There were some difficulties encountered during the first deal, Persaud told reporters yesterday. Most of these difficulties, according to him, resulted from logistics. There was some trouble with vessels and the shipping schedules.

This issue, Persaud said, was addressed by President Bharat Jagdeo during his July 21 visit to Venezuela.

It was found that more than US$1M was spent on moorage and this is currently being investigated. Venezuela, Persaud added, needs to deal with its port congestion problem.

On August 13, he explained, a shipment of white rice (under the first deal) departed for the Spanish-speaking country.

The journey to Venezuela takes just over two days, Persaud said, but it was only yesterday the vessel was able to enter the port to offload.

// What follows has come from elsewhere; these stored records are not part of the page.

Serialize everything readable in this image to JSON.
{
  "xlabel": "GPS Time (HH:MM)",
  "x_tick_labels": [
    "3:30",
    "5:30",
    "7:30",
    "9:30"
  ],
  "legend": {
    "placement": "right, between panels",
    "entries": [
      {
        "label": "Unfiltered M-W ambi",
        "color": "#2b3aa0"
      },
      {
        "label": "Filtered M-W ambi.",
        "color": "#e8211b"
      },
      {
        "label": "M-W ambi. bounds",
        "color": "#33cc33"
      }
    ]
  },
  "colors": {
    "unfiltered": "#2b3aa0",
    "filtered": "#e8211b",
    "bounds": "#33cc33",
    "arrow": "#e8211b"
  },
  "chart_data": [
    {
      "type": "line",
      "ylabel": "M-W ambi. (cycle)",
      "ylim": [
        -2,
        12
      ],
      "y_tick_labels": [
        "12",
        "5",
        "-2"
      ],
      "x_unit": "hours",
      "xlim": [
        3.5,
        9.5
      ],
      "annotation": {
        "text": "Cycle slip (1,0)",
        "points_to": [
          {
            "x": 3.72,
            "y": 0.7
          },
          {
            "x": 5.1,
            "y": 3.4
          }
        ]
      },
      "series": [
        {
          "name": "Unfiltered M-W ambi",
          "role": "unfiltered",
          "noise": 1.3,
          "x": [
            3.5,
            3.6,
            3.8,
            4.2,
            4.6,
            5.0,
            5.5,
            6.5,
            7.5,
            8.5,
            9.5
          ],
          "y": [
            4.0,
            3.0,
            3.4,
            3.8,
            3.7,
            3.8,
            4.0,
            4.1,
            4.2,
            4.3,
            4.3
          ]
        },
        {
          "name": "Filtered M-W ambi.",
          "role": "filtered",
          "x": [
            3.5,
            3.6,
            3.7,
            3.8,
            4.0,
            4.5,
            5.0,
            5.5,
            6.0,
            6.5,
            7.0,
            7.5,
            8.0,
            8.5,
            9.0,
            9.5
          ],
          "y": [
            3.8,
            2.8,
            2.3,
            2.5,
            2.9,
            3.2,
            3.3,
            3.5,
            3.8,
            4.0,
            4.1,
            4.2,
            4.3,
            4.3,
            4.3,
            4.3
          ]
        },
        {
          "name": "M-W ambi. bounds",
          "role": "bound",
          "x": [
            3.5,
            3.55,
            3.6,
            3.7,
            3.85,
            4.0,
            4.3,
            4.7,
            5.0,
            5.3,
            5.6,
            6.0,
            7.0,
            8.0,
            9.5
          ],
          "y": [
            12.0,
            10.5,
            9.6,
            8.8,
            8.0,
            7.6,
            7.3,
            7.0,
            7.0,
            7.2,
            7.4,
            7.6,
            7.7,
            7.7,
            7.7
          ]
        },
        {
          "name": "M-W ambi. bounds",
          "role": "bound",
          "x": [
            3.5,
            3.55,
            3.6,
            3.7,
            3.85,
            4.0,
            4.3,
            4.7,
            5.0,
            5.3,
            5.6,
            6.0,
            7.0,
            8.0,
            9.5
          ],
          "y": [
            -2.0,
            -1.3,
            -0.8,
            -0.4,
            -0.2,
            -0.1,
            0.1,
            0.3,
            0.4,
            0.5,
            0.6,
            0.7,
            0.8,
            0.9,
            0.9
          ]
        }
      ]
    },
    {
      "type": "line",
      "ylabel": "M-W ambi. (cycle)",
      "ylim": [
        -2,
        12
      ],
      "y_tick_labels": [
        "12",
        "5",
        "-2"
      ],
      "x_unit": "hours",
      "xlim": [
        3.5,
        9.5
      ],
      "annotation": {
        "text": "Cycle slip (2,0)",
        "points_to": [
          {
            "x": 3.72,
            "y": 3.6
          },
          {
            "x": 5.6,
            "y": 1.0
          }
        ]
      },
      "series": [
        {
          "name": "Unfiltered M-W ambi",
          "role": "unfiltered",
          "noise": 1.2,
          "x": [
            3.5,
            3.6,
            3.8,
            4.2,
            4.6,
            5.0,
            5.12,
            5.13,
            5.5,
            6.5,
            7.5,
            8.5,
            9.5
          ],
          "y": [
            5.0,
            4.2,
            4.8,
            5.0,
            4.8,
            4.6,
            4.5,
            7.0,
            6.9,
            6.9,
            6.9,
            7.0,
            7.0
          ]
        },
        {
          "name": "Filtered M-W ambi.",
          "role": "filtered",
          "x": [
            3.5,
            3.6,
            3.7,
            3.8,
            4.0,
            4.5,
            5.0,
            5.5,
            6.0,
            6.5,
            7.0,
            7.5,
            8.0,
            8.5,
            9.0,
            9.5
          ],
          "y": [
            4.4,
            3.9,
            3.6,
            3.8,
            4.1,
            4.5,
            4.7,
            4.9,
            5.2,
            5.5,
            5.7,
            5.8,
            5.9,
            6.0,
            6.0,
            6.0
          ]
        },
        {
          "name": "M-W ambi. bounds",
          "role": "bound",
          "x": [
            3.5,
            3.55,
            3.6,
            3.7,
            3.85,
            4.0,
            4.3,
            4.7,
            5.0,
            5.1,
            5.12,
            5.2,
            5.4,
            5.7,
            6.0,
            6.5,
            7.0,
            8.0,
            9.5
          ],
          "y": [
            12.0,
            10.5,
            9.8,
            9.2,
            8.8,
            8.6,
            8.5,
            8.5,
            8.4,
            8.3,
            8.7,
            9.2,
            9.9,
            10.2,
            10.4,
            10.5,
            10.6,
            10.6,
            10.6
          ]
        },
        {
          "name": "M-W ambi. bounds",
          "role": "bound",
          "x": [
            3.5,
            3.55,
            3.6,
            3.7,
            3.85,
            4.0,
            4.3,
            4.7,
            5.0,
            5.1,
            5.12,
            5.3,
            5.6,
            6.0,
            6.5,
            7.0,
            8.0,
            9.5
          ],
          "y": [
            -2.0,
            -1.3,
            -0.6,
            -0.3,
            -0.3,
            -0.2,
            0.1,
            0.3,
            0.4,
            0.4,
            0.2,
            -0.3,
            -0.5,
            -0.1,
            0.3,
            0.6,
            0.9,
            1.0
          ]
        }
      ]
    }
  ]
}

This means that the vessel would’ve been waiting more than 10 days to enter the Venezuelan port, Persaud noted, and as a result a lot of time and resources were wasted. This is not economical and takes away from the profit to be made from the deal.

General Secretary of the Guyana Rice Producers’ Association (GRPA) Dharamkumar Seeraj, who was present at yesterday’s press briefing, said that the second deal ink with Venezuela has ensured that about 30% of the paddy from the current crop has a market. This is about 1.2 to 1.3 million bags of paddy; Seeraj pointed out, and means that Guyana had an “assured market”. Farmers, he said, welcome this and many look forward to the higher prices from which they will benefit.

Seeraj described the second Venezuelan deal as one of “single most significance” and noted that with the difficulties currently being faced by other rice producing nations there is a possibility that we will be able to have access to even higher prices on other markets. Meanwhile, Stabroek News has tried over the last two weeks to speak with farmers who supplied paddy under the first rice deal with Venezuela.

However, they have declined to comment but insisted that they were being guided by the GRDB and were making a “neat profit.” “I can tell you that I have made $1000 more on a bag of paddy than I would’ve if I’d sold it to someone else,” one farmer, who declined to have his name published, said.